Dalam melihat sebuah masalah, Emanuel Kant
berpendapat bahwa untuk mencapai kebenaran kita perlu mengkritisi Rasionalisme
dan Empirisme serta tidak boleh mementingkan satu sisi dari dua unsur (akal dan
pengalaman) saja. Menonjolkan satu unsur dengan mengabaikan yang lain hanya
akan menghasilkan sesuatu yang berat sebelah. Kant jelas-jelas menolak cara
berfikir seperti ini. Karena itu, ia menawarkan sebuah konsep “Filsafat
Kritisisme” yang merupakan sintesis dari rasionalisme dan empirisme. Ada benarnya,
sebab secara harfiah kata kritik memang berarti pemisahan, bukan pembeda.
***
Sikap anti kritik dan membela “karena
teman” inilah yang kemudian menjadi persoalan telak. Ditambah sikap segelintir
orang yang senang mempertautkan dirinya pada permasalahan yang orang lain
hadapi, lalu memberikan komentar yang malah semakin mempersulit posisi masalah
tersebut. Keganjilan inilah yang sepatutunya kita kaji sebagai pokok persoalan.
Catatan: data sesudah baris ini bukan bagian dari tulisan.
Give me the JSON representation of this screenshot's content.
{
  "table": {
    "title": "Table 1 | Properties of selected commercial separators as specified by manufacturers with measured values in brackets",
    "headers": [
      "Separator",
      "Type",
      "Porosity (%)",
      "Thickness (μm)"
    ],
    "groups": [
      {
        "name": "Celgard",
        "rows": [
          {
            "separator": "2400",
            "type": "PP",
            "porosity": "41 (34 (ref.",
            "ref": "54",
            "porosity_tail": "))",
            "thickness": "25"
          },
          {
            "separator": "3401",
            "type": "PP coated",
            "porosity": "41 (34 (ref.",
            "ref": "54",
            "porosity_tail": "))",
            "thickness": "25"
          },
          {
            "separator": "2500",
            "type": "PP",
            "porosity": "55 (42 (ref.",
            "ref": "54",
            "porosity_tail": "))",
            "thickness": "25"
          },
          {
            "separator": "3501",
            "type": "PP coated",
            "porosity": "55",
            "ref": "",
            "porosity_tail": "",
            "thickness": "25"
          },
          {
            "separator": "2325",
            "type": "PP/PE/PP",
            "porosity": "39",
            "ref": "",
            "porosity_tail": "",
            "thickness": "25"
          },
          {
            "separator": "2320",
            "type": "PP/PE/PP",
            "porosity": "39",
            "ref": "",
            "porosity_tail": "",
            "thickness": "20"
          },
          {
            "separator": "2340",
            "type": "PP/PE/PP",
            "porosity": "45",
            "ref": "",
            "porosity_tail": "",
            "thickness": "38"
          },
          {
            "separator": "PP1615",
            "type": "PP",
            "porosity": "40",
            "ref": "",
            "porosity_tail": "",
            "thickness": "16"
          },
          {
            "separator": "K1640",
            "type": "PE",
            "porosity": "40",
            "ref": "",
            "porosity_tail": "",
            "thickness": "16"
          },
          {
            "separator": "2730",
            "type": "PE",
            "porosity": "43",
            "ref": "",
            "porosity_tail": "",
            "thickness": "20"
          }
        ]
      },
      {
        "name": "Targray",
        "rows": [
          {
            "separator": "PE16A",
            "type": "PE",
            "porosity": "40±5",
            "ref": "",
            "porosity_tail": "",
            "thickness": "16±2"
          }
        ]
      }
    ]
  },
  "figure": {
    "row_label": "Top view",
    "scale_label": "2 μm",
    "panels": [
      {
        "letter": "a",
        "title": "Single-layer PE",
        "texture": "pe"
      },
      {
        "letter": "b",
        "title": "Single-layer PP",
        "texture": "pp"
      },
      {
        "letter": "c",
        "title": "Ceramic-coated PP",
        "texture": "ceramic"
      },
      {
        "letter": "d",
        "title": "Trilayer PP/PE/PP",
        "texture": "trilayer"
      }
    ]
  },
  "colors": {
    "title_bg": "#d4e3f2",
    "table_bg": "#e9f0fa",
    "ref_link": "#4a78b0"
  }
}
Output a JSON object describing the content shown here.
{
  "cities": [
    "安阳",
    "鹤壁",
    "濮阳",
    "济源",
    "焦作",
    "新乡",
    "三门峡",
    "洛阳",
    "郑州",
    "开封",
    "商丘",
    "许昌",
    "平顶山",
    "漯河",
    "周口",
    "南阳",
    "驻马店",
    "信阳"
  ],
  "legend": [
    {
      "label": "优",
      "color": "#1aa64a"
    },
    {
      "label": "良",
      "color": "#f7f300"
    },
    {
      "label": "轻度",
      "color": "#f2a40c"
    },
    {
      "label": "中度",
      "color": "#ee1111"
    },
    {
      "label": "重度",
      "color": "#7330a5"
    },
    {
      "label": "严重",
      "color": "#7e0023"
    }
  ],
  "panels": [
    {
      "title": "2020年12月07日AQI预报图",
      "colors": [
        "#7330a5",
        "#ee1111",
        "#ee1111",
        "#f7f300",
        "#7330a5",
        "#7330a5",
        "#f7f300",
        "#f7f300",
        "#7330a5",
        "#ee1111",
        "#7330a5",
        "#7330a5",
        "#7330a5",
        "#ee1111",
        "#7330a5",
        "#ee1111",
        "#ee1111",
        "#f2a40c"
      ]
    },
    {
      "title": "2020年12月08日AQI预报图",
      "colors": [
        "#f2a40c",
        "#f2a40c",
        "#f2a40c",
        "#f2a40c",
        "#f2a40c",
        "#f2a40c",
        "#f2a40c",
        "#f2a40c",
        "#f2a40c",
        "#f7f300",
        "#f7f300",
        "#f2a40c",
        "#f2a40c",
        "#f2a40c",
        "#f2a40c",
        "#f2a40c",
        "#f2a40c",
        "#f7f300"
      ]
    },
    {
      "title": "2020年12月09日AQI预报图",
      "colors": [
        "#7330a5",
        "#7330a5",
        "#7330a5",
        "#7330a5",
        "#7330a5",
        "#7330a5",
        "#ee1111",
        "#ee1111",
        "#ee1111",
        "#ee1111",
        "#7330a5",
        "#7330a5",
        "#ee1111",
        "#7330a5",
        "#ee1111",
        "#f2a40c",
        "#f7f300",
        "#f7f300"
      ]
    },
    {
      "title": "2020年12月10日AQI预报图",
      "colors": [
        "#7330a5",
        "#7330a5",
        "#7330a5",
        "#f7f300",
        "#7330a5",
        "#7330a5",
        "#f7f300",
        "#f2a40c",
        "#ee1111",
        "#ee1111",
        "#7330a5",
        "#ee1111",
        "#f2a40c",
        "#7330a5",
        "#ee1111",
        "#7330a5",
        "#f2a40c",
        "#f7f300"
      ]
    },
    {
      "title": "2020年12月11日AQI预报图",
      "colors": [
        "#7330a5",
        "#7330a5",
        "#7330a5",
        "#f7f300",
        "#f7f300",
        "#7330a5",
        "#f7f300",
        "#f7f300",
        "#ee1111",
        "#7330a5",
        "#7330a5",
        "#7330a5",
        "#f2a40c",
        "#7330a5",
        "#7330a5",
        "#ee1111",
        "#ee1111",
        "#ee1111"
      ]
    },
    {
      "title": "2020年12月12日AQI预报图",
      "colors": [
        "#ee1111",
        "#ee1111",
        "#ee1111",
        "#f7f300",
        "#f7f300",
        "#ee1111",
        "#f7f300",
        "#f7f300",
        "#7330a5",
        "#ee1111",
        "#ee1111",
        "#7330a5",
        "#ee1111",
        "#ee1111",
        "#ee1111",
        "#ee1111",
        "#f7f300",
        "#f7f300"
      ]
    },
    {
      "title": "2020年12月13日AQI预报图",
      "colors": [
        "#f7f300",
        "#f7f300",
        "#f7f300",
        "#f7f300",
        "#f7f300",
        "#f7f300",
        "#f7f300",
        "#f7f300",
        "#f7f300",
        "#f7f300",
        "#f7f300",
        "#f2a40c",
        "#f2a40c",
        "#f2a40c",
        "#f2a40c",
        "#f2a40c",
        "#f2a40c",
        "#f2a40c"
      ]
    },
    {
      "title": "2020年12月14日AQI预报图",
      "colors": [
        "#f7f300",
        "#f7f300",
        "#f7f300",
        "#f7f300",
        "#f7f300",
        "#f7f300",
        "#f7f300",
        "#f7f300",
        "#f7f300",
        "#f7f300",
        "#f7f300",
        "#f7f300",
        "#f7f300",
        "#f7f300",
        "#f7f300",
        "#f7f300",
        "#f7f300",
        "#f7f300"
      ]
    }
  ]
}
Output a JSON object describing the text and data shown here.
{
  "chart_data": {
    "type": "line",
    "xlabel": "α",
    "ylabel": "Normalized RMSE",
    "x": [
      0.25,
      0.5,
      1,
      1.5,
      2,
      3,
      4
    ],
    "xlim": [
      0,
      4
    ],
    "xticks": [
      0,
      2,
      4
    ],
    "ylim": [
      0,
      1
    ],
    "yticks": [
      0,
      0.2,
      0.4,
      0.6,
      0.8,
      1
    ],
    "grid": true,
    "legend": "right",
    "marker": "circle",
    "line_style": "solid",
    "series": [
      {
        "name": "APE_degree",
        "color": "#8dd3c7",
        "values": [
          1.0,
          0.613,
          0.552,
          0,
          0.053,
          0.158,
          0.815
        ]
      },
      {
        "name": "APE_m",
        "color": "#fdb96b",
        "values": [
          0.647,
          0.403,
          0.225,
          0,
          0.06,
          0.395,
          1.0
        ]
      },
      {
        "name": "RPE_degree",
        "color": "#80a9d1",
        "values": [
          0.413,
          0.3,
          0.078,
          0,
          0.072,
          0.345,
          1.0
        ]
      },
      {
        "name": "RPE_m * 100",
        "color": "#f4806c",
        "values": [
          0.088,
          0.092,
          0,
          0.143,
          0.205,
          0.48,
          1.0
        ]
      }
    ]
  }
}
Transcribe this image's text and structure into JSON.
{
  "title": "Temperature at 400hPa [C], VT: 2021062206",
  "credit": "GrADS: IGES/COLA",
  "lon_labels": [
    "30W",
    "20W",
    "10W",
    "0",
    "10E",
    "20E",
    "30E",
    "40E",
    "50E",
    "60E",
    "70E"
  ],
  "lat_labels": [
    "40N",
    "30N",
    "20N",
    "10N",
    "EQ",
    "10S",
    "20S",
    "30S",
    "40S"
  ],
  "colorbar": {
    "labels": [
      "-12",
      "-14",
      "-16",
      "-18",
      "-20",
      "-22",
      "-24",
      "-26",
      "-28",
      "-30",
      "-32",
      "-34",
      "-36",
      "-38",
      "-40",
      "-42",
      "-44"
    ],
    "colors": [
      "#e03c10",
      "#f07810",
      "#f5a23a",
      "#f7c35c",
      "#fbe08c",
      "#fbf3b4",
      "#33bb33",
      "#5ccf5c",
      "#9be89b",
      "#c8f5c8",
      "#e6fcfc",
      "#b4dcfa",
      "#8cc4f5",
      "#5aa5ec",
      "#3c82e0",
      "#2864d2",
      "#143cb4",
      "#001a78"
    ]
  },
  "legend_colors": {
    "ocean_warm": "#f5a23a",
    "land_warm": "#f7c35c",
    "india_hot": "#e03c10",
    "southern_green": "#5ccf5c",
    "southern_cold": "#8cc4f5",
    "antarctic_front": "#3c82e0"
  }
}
Alangkah konyolnya ketika sebuah
kritikan dibalas dengan ancaman. Meski jauh lebih konyol ketika kita membiarkan
ancaman itu hidup seperti sebuah dogma yang amat suci, bahkan kita sendiri tidak
bisa meredamnya. Menanam dendam sama halnya memupuk rerumputan di halaman rumah
yang nantinya akan menjalar lalu menjerat rumah kita sendiri. Berpisah bukan
berarti berbeda, dikritik bukan berarti dibenci.